There are two main types of values that are used in finance:
Book value is a value that is recorded in the balance sheet of a company. Every asset of the company must have some book value that is in the balance sheet, however, some assets may have book value of zero if those are fully depreciated. There are few methods to determine the book value of an asset in the balance sheet. The basic method that is applied for most of the assets uses the acquisition price of the asset and depreciates it over time (depreciation rate depends on the type of the asset and accounting policy of the company). If this method is used, the difference between the book value and the market value can be very significant, and such ratios as price-to-book-value should be used very carefully.
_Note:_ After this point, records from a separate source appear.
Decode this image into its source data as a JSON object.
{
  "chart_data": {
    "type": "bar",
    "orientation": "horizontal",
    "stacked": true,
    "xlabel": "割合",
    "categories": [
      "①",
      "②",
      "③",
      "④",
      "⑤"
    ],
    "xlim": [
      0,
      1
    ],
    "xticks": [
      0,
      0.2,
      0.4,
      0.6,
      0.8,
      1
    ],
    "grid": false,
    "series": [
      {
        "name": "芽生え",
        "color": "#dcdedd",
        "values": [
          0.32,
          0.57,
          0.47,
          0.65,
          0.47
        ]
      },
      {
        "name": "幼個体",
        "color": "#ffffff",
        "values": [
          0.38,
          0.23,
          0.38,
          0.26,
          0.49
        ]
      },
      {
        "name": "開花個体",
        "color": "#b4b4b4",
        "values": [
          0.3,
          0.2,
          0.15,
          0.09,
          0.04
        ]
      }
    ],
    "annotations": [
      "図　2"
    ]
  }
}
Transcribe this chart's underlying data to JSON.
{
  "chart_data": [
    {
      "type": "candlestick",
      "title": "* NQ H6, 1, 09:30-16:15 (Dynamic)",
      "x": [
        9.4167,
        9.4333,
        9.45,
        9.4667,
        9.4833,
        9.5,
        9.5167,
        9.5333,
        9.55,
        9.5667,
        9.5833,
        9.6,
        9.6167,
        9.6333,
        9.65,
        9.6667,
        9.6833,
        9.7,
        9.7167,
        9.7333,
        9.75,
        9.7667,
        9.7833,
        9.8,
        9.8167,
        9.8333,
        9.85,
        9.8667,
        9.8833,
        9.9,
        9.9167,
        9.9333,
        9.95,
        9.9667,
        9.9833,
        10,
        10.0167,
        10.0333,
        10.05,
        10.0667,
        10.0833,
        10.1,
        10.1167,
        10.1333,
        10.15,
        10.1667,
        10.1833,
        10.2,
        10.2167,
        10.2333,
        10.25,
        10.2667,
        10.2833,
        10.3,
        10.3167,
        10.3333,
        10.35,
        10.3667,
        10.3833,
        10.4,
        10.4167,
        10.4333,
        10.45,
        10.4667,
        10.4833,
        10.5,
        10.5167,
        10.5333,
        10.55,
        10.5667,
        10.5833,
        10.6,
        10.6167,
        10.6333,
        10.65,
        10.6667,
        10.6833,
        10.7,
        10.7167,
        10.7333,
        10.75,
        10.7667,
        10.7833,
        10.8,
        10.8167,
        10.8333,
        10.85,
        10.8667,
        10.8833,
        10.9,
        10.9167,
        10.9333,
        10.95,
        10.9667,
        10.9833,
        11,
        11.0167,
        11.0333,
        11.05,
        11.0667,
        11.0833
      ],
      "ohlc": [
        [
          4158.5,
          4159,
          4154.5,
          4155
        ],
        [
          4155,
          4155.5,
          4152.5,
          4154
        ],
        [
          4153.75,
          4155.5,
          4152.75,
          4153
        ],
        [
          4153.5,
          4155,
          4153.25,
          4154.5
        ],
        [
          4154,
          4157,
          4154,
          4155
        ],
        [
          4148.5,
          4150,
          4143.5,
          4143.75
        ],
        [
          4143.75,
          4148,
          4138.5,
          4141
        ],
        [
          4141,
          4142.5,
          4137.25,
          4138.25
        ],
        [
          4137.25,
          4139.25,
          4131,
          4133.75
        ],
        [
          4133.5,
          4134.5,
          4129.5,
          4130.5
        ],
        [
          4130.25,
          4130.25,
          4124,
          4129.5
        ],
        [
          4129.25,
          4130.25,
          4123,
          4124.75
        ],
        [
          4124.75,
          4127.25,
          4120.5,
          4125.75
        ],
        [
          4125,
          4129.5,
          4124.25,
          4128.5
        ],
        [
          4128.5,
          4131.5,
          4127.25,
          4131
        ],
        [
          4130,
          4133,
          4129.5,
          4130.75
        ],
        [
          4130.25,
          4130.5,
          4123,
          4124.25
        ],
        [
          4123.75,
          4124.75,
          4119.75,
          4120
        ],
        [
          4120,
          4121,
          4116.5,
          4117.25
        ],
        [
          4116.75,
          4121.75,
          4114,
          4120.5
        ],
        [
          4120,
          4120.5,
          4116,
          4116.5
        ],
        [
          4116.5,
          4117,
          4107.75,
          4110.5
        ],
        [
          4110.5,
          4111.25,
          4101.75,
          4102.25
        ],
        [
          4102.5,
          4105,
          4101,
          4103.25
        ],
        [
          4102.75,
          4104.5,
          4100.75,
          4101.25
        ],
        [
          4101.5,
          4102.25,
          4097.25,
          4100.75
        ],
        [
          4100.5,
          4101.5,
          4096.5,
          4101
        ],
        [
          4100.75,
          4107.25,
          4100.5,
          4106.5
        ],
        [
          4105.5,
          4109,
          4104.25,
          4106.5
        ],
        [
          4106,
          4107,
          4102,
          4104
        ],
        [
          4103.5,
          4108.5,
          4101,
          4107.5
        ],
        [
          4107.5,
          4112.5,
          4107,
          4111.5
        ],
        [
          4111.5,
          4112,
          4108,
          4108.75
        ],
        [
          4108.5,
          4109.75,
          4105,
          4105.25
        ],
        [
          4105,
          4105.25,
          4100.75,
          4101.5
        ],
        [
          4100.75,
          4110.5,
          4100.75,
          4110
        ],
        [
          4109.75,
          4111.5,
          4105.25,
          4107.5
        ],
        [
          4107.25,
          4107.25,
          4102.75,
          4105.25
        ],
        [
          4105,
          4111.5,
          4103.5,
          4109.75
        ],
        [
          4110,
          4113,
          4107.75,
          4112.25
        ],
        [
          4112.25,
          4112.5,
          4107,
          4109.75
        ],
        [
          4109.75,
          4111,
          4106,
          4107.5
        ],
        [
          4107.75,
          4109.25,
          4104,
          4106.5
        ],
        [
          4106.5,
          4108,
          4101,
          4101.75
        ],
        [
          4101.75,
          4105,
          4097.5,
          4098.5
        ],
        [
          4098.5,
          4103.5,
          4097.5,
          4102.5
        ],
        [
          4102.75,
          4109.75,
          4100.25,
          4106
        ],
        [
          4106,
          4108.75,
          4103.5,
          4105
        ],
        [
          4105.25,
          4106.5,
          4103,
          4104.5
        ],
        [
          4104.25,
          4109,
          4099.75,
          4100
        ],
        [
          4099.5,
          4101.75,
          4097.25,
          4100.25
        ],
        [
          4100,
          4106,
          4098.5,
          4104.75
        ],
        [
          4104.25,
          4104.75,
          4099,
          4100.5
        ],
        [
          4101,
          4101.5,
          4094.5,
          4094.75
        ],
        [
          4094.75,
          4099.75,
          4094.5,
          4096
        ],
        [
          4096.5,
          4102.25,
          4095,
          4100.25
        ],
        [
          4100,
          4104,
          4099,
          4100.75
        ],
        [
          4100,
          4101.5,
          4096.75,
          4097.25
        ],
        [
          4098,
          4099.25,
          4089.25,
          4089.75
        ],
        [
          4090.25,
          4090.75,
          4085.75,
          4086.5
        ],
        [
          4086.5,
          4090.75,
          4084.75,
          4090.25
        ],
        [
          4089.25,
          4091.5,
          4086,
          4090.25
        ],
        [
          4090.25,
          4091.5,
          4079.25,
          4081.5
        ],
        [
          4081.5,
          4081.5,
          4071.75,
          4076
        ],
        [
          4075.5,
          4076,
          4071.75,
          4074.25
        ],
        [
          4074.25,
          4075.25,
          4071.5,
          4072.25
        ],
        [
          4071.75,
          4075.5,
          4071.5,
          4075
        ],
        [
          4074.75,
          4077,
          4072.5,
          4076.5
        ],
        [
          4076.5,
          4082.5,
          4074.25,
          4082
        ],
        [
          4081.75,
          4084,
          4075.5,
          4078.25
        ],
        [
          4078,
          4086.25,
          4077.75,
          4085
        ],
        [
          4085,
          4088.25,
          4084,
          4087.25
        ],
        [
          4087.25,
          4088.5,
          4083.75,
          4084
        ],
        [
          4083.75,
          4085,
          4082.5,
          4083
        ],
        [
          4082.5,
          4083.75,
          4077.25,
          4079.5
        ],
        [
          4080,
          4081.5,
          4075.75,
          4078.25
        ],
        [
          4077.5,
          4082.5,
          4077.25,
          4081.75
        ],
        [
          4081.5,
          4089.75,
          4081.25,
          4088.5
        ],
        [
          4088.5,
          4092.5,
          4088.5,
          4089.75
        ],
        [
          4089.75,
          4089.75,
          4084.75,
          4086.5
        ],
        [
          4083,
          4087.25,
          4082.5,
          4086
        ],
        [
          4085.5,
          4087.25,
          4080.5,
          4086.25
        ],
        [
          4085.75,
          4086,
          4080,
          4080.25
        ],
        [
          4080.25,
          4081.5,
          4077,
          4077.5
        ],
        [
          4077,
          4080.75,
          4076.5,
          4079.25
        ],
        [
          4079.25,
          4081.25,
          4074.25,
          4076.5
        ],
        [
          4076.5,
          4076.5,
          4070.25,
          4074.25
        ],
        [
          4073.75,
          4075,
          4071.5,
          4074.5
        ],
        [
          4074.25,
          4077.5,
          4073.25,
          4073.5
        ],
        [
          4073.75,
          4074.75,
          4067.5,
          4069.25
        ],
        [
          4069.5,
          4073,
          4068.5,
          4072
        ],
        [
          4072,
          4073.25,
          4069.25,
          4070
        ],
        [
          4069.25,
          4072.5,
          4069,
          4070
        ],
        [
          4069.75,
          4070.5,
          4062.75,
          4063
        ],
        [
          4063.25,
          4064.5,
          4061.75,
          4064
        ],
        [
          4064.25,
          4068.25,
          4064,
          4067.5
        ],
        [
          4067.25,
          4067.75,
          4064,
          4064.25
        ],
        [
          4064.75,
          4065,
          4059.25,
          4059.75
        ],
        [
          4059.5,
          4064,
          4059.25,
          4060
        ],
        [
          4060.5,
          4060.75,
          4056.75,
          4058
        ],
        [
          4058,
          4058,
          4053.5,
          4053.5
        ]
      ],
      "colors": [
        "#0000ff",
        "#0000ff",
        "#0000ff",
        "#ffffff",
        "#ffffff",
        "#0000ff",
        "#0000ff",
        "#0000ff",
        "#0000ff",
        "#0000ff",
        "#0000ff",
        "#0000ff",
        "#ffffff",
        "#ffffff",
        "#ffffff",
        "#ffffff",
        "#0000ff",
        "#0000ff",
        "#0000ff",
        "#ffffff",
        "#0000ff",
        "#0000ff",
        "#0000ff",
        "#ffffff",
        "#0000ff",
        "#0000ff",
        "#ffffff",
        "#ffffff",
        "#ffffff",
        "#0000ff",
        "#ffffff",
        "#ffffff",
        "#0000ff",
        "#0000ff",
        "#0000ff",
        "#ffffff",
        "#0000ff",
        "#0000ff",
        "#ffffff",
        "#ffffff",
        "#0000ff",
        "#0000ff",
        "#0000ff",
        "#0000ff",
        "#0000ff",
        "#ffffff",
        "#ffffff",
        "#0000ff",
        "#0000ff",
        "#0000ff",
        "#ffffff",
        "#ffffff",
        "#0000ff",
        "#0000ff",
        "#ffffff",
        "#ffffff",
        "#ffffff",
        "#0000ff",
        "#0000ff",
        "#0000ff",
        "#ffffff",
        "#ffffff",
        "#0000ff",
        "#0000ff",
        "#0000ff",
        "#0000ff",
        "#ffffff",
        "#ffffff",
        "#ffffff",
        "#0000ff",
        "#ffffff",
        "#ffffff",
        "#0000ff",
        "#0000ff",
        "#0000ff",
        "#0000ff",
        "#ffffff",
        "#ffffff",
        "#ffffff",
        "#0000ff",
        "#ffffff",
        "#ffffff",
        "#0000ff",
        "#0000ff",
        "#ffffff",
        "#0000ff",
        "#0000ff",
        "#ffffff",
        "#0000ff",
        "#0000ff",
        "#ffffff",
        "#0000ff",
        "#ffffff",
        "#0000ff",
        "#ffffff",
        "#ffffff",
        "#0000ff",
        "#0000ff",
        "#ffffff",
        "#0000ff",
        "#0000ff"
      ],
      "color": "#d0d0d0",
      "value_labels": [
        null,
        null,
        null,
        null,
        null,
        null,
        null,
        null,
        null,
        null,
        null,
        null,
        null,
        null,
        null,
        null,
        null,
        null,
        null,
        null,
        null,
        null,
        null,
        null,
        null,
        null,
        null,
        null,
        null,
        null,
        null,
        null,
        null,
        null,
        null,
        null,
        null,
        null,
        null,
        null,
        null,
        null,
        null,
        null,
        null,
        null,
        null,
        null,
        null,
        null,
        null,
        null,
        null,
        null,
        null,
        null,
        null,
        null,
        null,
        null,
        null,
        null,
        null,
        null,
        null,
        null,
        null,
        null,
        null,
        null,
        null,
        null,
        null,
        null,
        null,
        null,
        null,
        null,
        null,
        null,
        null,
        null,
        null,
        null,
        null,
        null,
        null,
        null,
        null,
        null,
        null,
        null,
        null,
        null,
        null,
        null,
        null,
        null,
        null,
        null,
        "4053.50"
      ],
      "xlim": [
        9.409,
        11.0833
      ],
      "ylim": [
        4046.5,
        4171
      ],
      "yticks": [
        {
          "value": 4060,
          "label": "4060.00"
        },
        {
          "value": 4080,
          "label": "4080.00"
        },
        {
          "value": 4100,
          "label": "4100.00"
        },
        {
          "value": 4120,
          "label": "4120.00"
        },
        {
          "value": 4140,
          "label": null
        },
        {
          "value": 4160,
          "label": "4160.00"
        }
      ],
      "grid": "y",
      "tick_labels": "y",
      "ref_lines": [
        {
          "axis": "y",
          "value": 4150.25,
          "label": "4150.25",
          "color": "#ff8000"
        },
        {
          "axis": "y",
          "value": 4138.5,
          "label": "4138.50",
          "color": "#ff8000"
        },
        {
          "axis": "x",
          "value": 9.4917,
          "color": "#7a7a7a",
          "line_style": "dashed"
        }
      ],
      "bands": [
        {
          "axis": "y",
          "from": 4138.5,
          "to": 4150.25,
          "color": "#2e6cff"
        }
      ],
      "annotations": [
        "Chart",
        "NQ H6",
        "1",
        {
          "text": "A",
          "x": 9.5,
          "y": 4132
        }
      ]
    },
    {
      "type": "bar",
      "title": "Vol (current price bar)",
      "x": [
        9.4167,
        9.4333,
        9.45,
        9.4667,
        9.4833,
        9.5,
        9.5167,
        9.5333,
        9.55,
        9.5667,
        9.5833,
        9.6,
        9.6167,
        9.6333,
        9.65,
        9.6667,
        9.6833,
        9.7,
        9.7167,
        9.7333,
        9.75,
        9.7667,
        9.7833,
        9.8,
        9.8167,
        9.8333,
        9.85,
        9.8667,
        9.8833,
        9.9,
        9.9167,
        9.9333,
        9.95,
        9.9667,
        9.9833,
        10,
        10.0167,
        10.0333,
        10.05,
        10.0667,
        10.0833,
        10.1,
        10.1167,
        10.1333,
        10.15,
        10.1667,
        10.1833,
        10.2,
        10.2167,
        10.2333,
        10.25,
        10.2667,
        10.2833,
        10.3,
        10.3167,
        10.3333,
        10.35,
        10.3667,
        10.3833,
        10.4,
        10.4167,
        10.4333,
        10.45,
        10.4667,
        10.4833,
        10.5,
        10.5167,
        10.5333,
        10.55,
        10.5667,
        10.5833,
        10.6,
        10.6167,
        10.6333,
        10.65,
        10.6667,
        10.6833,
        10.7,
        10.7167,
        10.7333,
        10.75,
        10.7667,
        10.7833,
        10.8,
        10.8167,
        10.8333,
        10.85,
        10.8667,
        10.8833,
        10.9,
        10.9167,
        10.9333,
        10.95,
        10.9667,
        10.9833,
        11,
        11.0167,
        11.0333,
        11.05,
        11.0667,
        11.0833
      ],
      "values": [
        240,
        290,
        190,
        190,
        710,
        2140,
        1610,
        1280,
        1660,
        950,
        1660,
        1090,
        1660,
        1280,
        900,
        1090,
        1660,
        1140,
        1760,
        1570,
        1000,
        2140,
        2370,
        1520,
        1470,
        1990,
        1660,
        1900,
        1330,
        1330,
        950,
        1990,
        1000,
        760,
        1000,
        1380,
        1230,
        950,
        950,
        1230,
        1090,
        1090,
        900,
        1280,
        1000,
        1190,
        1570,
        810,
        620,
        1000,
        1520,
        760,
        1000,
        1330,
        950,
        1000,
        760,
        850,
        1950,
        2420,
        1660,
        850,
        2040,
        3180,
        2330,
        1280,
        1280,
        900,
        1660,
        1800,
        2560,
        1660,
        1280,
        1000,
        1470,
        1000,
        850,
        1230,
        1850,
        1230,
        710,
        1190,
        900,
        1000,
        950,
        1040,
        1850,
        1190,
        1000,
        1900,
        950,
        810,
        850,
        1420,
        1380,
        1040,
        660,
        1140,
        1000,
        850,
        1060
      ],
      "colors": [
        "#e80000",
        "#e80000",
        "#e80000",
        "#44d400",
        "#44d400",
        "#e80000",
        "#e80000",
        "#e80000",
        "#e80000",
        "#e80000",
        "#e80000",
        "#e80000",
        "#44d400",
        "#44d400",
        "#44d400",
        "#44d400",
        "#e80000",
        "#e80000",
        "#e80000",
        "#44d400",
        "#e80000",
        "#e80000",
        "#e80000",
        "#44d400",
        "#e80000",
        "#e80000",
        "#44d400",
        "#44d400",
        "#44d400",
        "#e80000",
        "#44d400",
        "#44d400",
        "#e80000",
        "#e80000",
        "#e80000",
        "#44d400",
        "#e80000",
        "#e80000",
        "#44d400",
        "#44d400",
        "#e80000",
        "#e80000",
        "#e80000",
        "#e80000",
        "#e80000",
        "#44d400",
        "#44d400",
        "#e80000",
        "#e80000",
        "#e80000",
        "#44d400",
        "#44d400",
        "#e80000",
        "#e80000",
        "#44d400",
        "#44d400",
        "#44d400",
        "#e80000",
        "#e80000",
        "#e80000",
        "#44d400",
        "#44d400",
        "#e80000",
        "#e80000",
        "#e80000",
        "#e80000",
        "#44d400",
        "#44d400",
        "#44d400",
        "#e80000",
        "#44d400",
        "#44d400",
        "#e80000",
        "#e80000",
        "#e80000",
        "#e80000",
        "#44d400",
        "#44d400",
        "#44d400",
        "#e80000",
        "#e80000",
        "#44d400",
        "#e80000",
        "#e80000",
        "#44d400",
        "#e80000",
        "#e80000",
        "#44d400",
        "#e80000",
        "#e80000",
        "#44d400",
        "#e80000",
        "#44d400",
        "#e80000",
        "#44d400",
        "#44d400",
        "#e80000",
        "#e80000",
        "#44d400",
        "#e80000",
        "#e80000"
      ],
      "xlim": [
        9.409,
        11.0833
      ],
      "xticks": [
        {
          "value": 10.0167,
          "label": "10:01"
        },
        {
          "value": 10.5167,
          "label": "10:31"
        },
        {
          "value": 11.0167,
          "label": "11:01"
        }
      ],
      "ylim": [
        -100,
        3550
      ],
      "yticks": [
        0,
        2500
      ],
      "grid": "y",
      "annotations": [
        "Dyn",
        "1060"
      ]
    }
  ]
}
Other method which is also allowed by most of the accounting standards is revaluation method: company may choose to order the valuation of the assets, and use those values in balance sheet. Companies usually revaluate their assets if see an opportunity to increase depreciation which lowers corporate income tax.
(2) Book value of equity is often also called as ‘book value’. Book value of equity which also can be named as ‘shareholders book value’ or ‘shareholders equity’ is equal to all the assets of the company less all liabilities, and can be found in the balance sheet. Book value of the equity can be used for many financial ratios but in real business practice book value can be very far from market value and cannot be the background for important financial decisions. However, book value of equity might be more significant for the companies of which assets are often replaced and are quite liquid, for example, financial institutions.